Vivendi shares (traded as VIV on the Euronext Paris) have jumped by nearly 20 percent following the announcement that the French conglomerate could roll out Universal Music Group’s long-awaited IPO, including a “special dividend” for Vivendi shareholders, by 2021’s end.
At the time of this piece’s writing, Vivendi shares were worth $37.87 (€31.22) each – an increase of about $6.12 (€5.12) and 19.62 percent from Friday, February 12th. (Vivendi elaborated upon the Universal Music Group IPO in a formal release on Saturday the 13th.) Plus, the double-digit uptick between Friday and Monday’s closing prices ushered in VIV’s highest value since December of 2007, when the stock cracked $30 per share.
Last month, Paris-headquartered Vivendi finalized the sale of an additional 10 percent UMG stake to a consortium led by Chinese conglomerate Tencent.

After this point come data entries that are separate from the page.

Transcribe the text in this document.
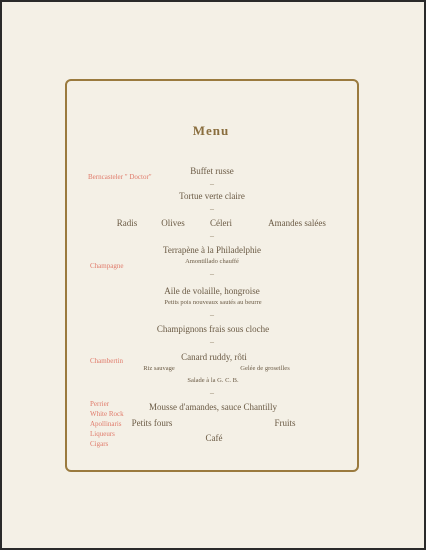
Menu
Berncasteler " Doctor"
Champagne
Chambertin
Perrier
White Rock
Apollinaris
Liqueurs
Cigars
Buffet russe
–
Tortue verte claire
–
Radis	Olives	Céleri	Amandes salées
–
Terrapène à la Philadelphie
Amontillado chauffé
–
Aile de volaille, hongroise
Petits pois nouveaux sautés au beurre
–
Champignons frais sous cloche
–
Canard ruddy, rôti
Riz sauvage	Gelée de groseilles
Salade à la G. C. B.
–
Mousse d'amandes, sauce Chantilly
Petits fours	Fruits
Café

The purchasers fronted a total of €6 billion ($7.28 billion) for the 20 percent interest in Universal Music Group, and Vivendi stated in the release concerning the transaction that UMG’s IPO would arrive “in early 2022 at the latest.”

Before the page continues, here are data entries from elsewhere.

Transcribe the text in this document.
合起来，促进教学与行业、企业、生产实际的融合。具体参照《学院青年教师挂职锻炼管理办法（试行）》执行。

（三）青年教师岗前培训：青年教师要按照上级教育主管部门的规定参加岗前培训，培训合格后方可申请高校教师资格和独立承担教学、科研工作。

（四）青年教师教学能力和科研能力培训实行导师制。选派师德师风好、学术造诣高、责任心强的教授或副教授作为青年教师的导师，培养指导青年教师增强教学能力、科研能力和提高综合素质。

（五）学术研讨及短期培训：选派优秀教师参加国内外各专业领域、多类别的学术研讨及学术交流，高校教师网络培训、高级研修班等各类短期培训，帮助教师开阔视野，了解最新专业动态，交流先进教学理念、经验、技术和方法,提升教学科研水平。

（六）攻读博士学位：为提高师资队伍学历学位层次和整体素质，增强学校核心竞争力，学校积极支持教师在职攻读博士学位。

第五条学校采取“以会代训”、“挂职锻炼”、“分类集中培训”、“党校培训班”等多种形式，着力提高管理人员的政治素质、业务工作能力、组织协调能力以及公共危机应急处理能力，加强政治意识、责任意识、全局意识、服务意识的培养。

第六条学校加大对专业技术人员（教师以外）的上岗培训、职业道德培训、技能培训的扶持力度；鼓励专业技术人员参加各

Now, in the aforementioned newest release pertaining to the Big Three record label’s public market debut, Vivendi acknowledged that “institutional shareholders” have long pressed for UMG’s split so as to reduce the parent company’s conglomerate discount.
In response to these calls, and particularly because of Universal Music’s $36.39 billion or so valuation under Tencent’s partial buyout and “interests expressed by other investors at potentially higher prices,” the Management Board is considering “a distribution of 60% of UMG’s share capital to Vivendi shareholders.”

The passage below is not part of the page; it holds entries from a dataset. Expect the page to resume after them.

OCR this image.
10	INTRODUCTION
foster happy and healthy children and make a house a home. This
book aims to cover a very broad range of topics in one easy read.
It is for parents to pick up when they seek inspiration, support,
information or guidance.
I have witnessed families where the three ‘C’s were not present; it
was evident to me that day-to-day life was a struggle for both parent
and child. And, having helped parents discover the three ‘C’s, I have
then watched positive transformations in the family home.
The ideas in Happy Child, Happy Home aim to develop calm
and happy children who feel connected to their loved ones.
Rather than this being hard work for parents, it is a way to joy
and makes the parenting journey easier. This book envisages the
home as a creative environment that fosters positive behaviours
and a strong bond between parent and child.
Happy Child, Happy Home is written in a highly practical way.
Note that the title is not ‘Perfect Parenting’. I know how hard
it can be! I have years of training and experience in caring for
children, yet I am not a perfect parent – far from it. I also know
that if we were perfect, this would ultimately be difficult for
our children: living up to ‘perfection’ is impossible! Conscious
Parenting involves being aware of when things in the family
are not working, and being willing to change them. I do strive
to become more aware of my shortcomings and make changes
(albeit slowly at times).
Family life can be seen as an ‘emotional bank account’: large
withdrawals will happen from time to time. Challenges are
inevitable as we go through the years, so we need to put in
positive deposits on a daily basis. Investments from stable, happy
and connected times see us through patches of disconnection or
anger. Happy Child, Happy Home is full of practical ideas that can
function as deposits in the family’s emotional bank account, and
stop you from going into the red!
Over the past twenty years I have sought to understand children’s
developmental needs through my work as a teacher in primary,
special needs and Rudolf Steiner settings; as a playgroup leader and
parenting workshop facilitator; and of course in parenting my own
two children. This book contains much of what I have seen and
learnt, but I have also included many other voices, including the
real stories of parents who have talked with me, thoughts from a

Vivendi would facilitate said share-capital distribution by issuing a special dividend, and the Universal Music stock listing would arrive on the Euronext Amsterdam, with the Netherlands being “a country which has been one of UMG’s historical homes,” per the release.
The Universal Music majority owner intends to hold an extraordinary shareholders’ meeting on Monday, March 29th, and assuming that investors vote in favor of the special-dividend plan, a subsequent shareholders’ meeting will be arranged to “approve the distribution and subsequent completion of the transaction” – beginning, of course, with UMG’s IPO – “before end 2021.”
Warner Music Group returned to the public market in 2020 after almost a decade of entirely private ownership, and its per-share price nearly topped $40 last week (against a 52-week low of $25.61). Separately, 2021’s first six weeks have seen both SiriusXM majority owner Liberty Media and former Geffen Records president Neil Jacobson launch public listings for strategic-acquisition companies.
Finally, Universal Music has taken more than a few steps to diversify its holdings and broaden its income potential during the last year or so. Most recently, the major label partnered with BTS agency Big Hit Entertainment to launch a livestreaming platform and, on the heels of a decidedly public falling out with Triller, expanded its TikTok partnership.